"When I entered EADP I was looking for a career that would keep me out of the office and always on the move. Well… I got my wish. I began the EADP program in 2004 and graduated in 2006, during that time I was IAEM-SC treasurer and one of the key organizers of a bi-annual camping trip. After graduation, I found my first position in Stuart Florida as a Regional Planner for the Treasure Coast Regional Planning Council. I was responsible for coordination between counties and the development of mitigation, preparedness and response plans.
In 2007, I moved back to Texas and took a position in Houston at a small oil and gas consultancy The Response Group (TRG). TRG specialized in emergency response and preparedness for the oil and gas industry. At TRG, I was able to gain the experience that I would rely on for most of my career. I wrote and maintained emergency response plans for every major oil company in Houston, provided training on ICS, HAZWOPER, and the company’s Incident Action Plan software. During my four years with TRG, I participated in or responded to over 90 exercises or real incidents. The exercises ranged in size and complexity from 10-person table tops to 500-person functional exercises with scenarios ranging from the release of crude oil to the capture of a drill ship or oil refinery.

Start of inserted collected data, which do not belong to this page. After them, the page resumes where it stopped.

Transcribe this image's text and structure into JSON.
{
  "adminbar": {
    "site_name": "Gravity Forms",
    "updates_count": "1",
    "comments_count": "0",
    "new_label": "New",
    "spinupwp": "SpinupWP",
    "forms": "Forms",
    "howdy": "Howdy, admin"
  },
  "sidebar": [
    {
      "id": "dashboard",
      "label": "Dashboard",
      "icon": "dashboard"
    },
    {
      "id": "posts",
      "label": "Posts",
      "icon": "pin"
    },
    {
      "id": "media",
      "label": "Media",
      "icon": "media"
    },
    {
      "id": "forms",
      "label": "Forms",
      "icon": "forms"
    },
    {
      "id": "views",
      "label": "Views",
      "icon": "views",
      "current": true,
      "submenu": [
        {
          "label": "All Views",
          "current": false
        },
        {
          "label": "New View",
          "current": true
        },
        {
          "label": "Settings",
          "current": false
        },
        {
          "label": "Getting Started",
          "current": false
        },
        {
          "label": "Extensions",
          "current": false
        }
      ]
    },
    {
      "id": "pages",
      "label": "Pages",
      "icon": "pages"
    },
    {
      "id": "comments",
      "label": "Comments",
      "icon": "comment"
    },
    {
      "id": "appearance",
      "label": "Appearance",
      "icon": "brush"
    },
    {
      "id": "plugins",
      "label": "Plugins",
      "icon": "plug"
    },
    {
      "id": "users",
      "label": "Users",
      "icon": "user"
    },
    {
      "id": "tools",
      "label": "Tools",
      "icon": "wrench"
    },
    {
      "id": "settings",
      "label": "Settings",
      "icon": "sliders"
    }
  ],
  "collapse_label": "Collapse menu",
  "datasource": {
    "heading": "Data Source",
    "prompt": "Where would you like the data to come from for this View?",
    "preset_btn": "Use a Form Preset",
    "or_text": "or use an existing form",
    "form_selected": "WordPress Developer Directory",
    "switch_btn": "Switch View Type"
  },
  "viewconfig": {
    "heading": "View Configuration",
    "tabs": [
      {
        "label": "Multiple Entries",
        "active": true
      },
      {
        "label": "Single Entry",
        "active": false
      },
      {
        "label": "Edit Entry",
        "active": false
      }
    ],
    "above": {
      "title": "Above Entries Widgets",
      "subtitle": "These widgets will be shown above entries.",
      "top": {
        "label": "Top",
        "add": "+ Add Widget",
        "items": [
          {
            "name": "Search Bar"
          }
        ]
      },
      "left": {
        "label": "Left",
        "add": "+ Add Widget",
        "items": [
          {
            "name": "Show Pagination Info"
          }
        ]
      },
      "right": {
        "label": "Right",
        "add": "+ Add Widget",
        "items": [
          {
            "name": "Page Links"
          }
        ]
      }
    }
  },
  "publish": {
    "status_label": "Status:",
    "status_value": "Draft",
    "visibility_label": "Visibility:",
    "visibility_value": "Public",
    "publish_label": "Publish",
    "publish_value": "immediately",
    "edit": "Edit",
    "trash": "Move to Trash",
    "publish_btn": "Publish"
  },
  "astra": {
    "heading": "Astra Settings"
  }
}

In April 2010, I received a call that the Deep Water Horizon drilling rig at Mississippi Canyon 252 had exploded and was on fire. I drove to Houma, Louisiana where I stayed for 9 months working with the finest and smartest people in the oil and gas industry. During the Deep Water Horizon incident, I worked as the Resource Unit Leader, Situation Unit leader on both day and nights, the Deputy Planning Section Chief and managed a crew of 400 TRG employees in the state of Louisiana. We also processed about ~2 petabytes of data consisting of 40,000 overflight pictures, 6 months’ worth of satellite imagery, 50 terabytes of radar data, and data from over 2000 sensors across the Gulf of Mexico.
At the end of 2011, I started down an environmental and regulatory path working on permitting oil and gas waste sites for R360 Envi-ronmental services. I worked with the Texas Railroad Commission to obtain permits to construct landfills for treated drill cuttings. Three years later (2015), I joined the International Health Safety and Environmental team at Anadarko Petroleum Corporation where I am currently responsible for contractor management and safety, development of environmental impact analyses, permitting for drilling and seismic activities and for emergency preparedness for our international assets.
My advice to EADP students is don’t limit yourself in your job search. The EADP degree is an extremely versatile degree that can open many doors, so be flexible. When you find that job, listen to the “gray hairs” but don’t be afraid to ask questions, especially if they say, “we have always done it that way.” Be prepared to be on the bottom for a while and work your way up. Nothing comes easy and if it does... it’s not worth it."